ヴィガリザさまは浴槽のへりに腕を乗せ、ぐるりと首を回してこきりと鳴らし、
「ま、これでやーッと少し楽になれッかなー。はー、生きてて空しー。はー、早く死にたーい」
「ヴィガリザさま……」
ほつれて垂れる赤色の前髪から、湯面に落ちる一粒の雫。
わたしは雫の波紋を目で追いながら、口元をむにゃむにゃさせました。釈然としないわけではありません。むしろその考えと行いには全面的に賛同なのです。
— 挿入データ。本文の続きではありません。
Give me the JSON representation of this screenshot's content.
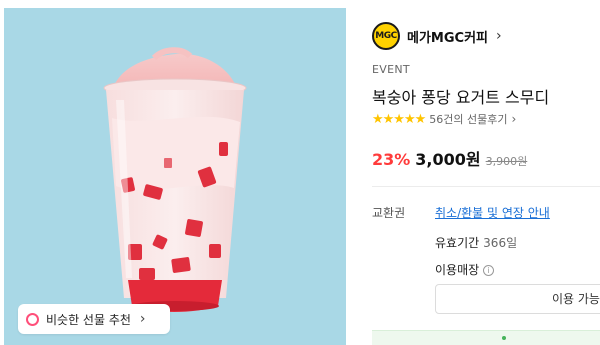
{
  "product_image": {
    "similar_gift_label": "비슷한 선물 추천",
    "colors": {
      "background": "#a9d8e6",
      "accent": "#ff4f7a"
    }
  },
  "brand": {
    "logo_text": "MGC",
    "name": "메가MGC커피",
    "colors": {
      "logo_bg": "#ffd200"
    }
  },
  "event_label": "EVENT",
  "title": "복숭아 퐁당 요거트 스무디",
  "rating": {
    "stars": "★★★★★",
    "review_text": "56건의 선물후기"
  },
  "price": {
    "discount": "23%",
    "current": "3,000원",
    "original": "3,900원",
    "colors": {
      "discount": "#ff3b3b"
    }
  },
  "details": {
    "exchange_label": "교환권",
    "exchange_link": "취소/환불 및 연장 안내",
    "validity_label": "유효기간",
    "validity_value": "366일",
    "store_label": "이용매장",
    "store_button": "이용 가능"
  }
}
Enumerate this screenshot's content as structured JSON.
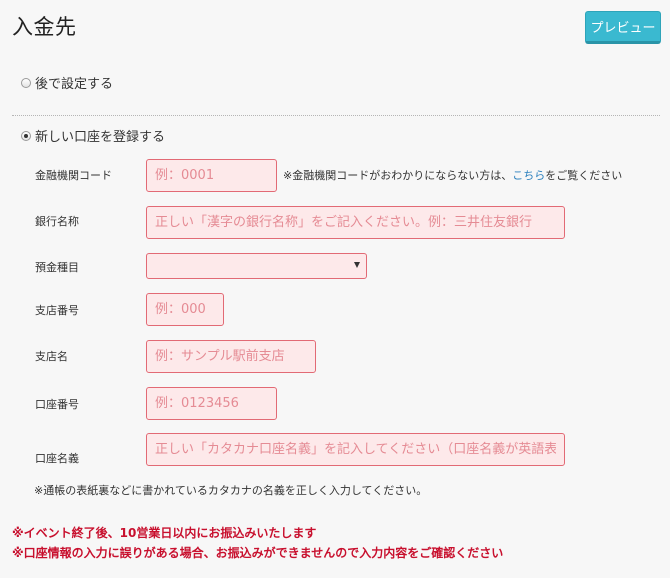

わたしが気になるのは、ヴィガリザさまの強者としての生き方。
強い者は与える者。ヴィガリザさまは、その義務を全うするためだけに生きている。それは傍から見ていると、とても空しいように思えるのです。いえ、まんまご自身で言ってますが。
十八で老いを止めたヴィガリザさまは、言葉が枯れない限り死ぬことはありません。リルウーダさまがそうであるように、ヴィガリザさまはこれからもずっとずっと、この姿、この心のままで生き続けなければならないのです。
立ち上る湯気の向こう、白く輝く砂漠の月。
ゼフィリアよりも高く流れる、夜の雲。